Mr Brian Caffrey (PhD Student)
Contact Details:Email: firstname.lastname@example.org
Phone: +353 (0) 1 8962719
Identifying interacting mutations in eukaryotic and prokaryotic genomes
The genomes of species are constantly evolving. They adapt to their current conditions by accepting beneficial mutations. Identification of differing mutations between species can offer much insight into the functional role of genes and proteins. Protein-protein interactions are involved in all functions in the human body. It stands to reason that if one protein mutates then there may be a need for the proteins it interacts with to change thus maintaining the protein function.
Understanding these Coevolution effects, or epistasis, is of paramount importance to the understanding of the emergence of biological complexity, including the origin and maintenance of sex, evolution of ploidy, reproductive isolation and accumulation of deleterious mutations in small populations. Even though epistasis plays a significant role in these areas, the exact mechanisms remain unknown because the direction and complexity of mutations’ interactions are not constant but correlate with genome complexity.
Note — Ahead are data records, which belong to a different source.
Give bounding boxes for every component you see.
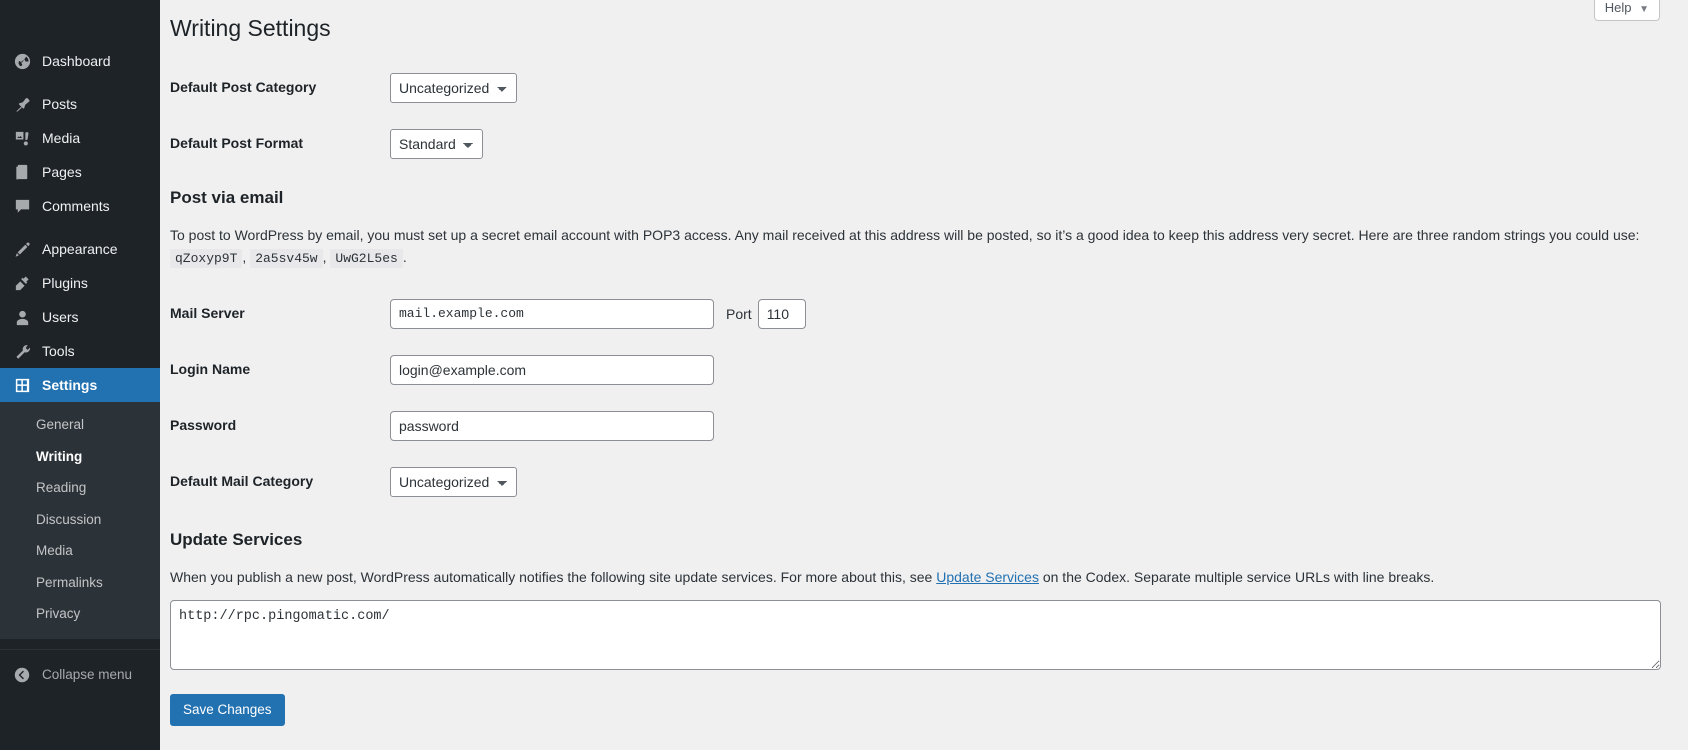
post-via-email-desc-text: To post to WordPress by email, you must … xyxy=(170,226,1640,243)
update-services-textarea-wrap: http://rpc.pingomatic.com/ xyxy=(170,600,1670,671)
wp-admin-screen: Dashboard Posts Media Pages Comments App… xyxy=(0,0,1688,750)
random-string-2: 2a5sv45w xyxy=(250,249,323,269)
sep-1: , xyxy=(242,249,247,266)
field-password xyxy=(380,398,1670,454)
page-title: Writing Settings xyxy=(170,15,331,41)
random-string-3: UwG2L5es xyxy=(330,249,403,269)
sidebar-item-label: Media xyxy=(42,130,81,146)
sidebar-top-spacer xyxy=(0,0,160,44)
sidebar-separator xyxy=(0,78,160,87)
tools-wrench-icon xyxy=(12,341,32,361)
dashboard-icon xyxy=(12,51,32,71)
comments-icon xyxy=(12,196,32,216)
users-icon xyxy=(12,307,32,327)
sidebar-item-plugins[interactable]: Plugins xyxy=(0,266,160,300)
sidebar-item-label: Plugins xyxy=(42,275,88,291)
update-services-desc-after: on the Codex. Separate multiple service … xyxy=(1038,568,1435,585)
field-mail-server: Port xyxy=(380,286,1670,342)
collapse-menu-button[interactable]: Collapse menu xyxy=(0,658,160,692)
admin-sidebar: Dashboard Posts Media Pages Comments App… xyxy=(0,0,168,750)
post-via-email-description: To post to WordPress by email, you must … xyxy=(170,224,1670,270)
update-services-link[interactable]: Update Services xyxy=(936,569,1039,585)
help-tab-button[interactable]: Help ▼ xyxy=(1593,0,1660,21)
field-login-name xyxy=(380,342,1670,398)
update-services-description: When you publish a new post, WordPress a… xyxy=(170,566,1670,588)
media-icon xyxy=(12,128,32,148)
settings-submenu: General Writing Reading Discussion Media… xyxy=(0,402,160,639)
default-mail-category-select[interactable]: Uncategorized xyxy=(390,466,517,497)
default-post-format-select[interactable]: Standard xyxy=(390,129,483,159)
sidebar-separator xyxy=(0,223,160,232)
sidebar-item-label: Appearance xyxy=(42,241,118,257)
port-label: Port xyxy=(726,305,752,322)
post-via-email-section: Post via email To post to WordPress by e… xyxy=(170,172,1670,270)
row-login-name: Login Name xyxy=(170,342,1670,398)
sidebar-item-label: Tools xyxy=(42,343,75,359)
row-password: Password xyxy=(170,398,1670,454)
sidebar-item-label: Comments xyxy=(42,198,110,214)
sidebar-item-label: Pages xyxy=(42,164,82,180)
submenu-item-discussion[interactable]: Discussion xyxy=(0,504,160,536)
plugins-plug-icon xyxy=(12,273,32,293)
collapse-menu-wrap: Collapse menu xyxy=(0,648,160,692)
sidebar-item-comments[interactable]: Comments xyxy=(0,189,160,223)
label-mail-server: Mail Server xyxy=(170,304,245,321)
mail-port-input[interactable] xyxy=(757,298,806,329)
row-default-post-category: Default Post Category Uncategorized xyxy=(170,60,1670,116)
field-default-mail-category: Uncategorized xyxy=(380,454,1670,510)
mail-server-input[interactable] xyxy=(390,298,714,329)
submenu-item-writing[interactable]: Writing xyxy=(0,441,160,473)
pages-icon xyxy=(12,162,32,182)
sep-2: , xyxy=(322,249,327,266)
label-default-post-category: Default Post Category xyxy=(170,79,317,95)
field-default-post-category: Uncategorized xyxy=(380,60,1670,116)
field-default-post-format: Standard xyxy=(380,116,1670,172)
submit-wrap: Save Changes xyxy=(170,694,1670,727)
writing-settings-form: Default Post Category Uncategorized Defa… xyxy=(170,60,1670,727)
settings-sliders-icon xyxy=(12,375,32,395)
chevron-down-icon: ▼ xyxy=(1639,4,1649,15)
label-default-mail-category: Default Mail Category xyxy=(170,472,314,489)
sidebar-item-appearance[interactable]: Appearance xyxy=(0,232,160,266)
save-changes-button[interactable]: Save Changes xyxy=(170,694,285,727)
row-mail-server: Mail Server Port xyxy=(170,286,1670,342)
sidebar-item-label: Users xyxy=(42,309,79,325)
random-string-1: qZoxyp9T xyxy=(170,249,243,269)
sidebar-item-settings[interactable]: Settings xyxy=(0,368,168,402)
pin-icon xyxy=(12,94,32,114)
main-content: Help ▼ Writing Settings Default Post Cat… xyxy=(160,0,1688,750)
post-via-email-heading: Post via email xyxy=(170,188,284,207)
update-services-section: Update Services When you publish a new p… xyxy=(170,510,1670,727)
submenu-item-reading[interactable]: Reading xyxy=(0,472,160,504)
label-password: Password xyxy=(170,416,237,433)
password-input[interactable] xyxy=(390,410,714,441)
submenu-item-media[interactable]: Media xyxy=(0,535,160,567)
update-services-heading: Update Services xyxy=(170,529,303,549)
sidebar-item-dashboard[interactable]: Dashboard xyxy=(0,44,160,78)
sidebar-item-posts[interactable]: Posts xyxy=(0,87,160,121)
sidebar-item-tools[interactable]: Tools xyxy=(0,334,160,368)
login-name-input[interactable] xyxy=(390,354,714,385)
label-login-name: Login Name xyxy=(170,360,251,377)
sidebar-item-users[interactable]: Users xyxy=(0,300,160,334)
row-default-mail-category: Default Mail Category Uncategorized xyxy=(170,454,1670,510)
sidebar-item-label: Posts xyxy=(42,96,78,112)
submenu-item-privacy[interactable]: Privacy xyxy=(0,598,160,630)
help-tab-label: Help xyxy=(1604,0,1632,15)
label-default-post-format: Default Post Format xyxy=(170,135,304,151)
update-services-desc-before: When you publish a new post, WordPress a… xyxy=(170,568,937,585)
row-default-post-format: Default Post Format Standard xyxy=(170,116,1670,172)
submenu-item-permalinks[interactable]: Permalinks xyxy=(0,567,160,599)
update-services-textarea[interactable]: http://rpc.pingomatic.com/ xyxy=(170,600,1661,671)
sidebar-item-label: Dashboard xyxy=(42,53,111,69)
sidebar-item-media[interactable]: Media xyxy=(0,121,160,155)
collapse-menu-label: Collapse menu xyxy=(42,667,133,683)
sidebar-item-pages[interactable]: Pages xyxy=(0,155,160,189)
collapse-arrow-icon xyxy=(12,665,32,685)
sep-3: . xyxy=(402,249,407,266)
appearance-brush-icon xyxy=(12,239,32,259)
submenu-item-general[interactable]: General xyxy=(0,409,160,441)
sidebar-item-label: Settings xyxy=(42,377,98,393)
default-post-category-select[interactable]: Uncategorized xyxy=(390,73,517,103)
There are two main relationships that are being explored: pathogenic bacteria and their eukaryotic hosts, and endosymbiotic bacteria and insect hosts. The Focus of the project will be on fully sequenced genomes using both existing computational tools and novel computational methods to identifying interaction between mutations. We aim to describe the mutational dynamics at the genome level by developing computational methods that a priori predict the importance of mutations for protein function and their interaction networks within and between proteins. The specific objectives of this project are: i) developing computational tools to identify interaction between mutations within and between proteins; ii) test the difference in the mutational dynamics between eukaryotic and prokaryotic genomes and its importance for their biological role and complexity; and iii) determine how mutations in proteins are affected by the interaction between biological systems.
Neural Networks, Protein Folding, Methods of identification of Transcription factor binding sites, monte carlo Simulations.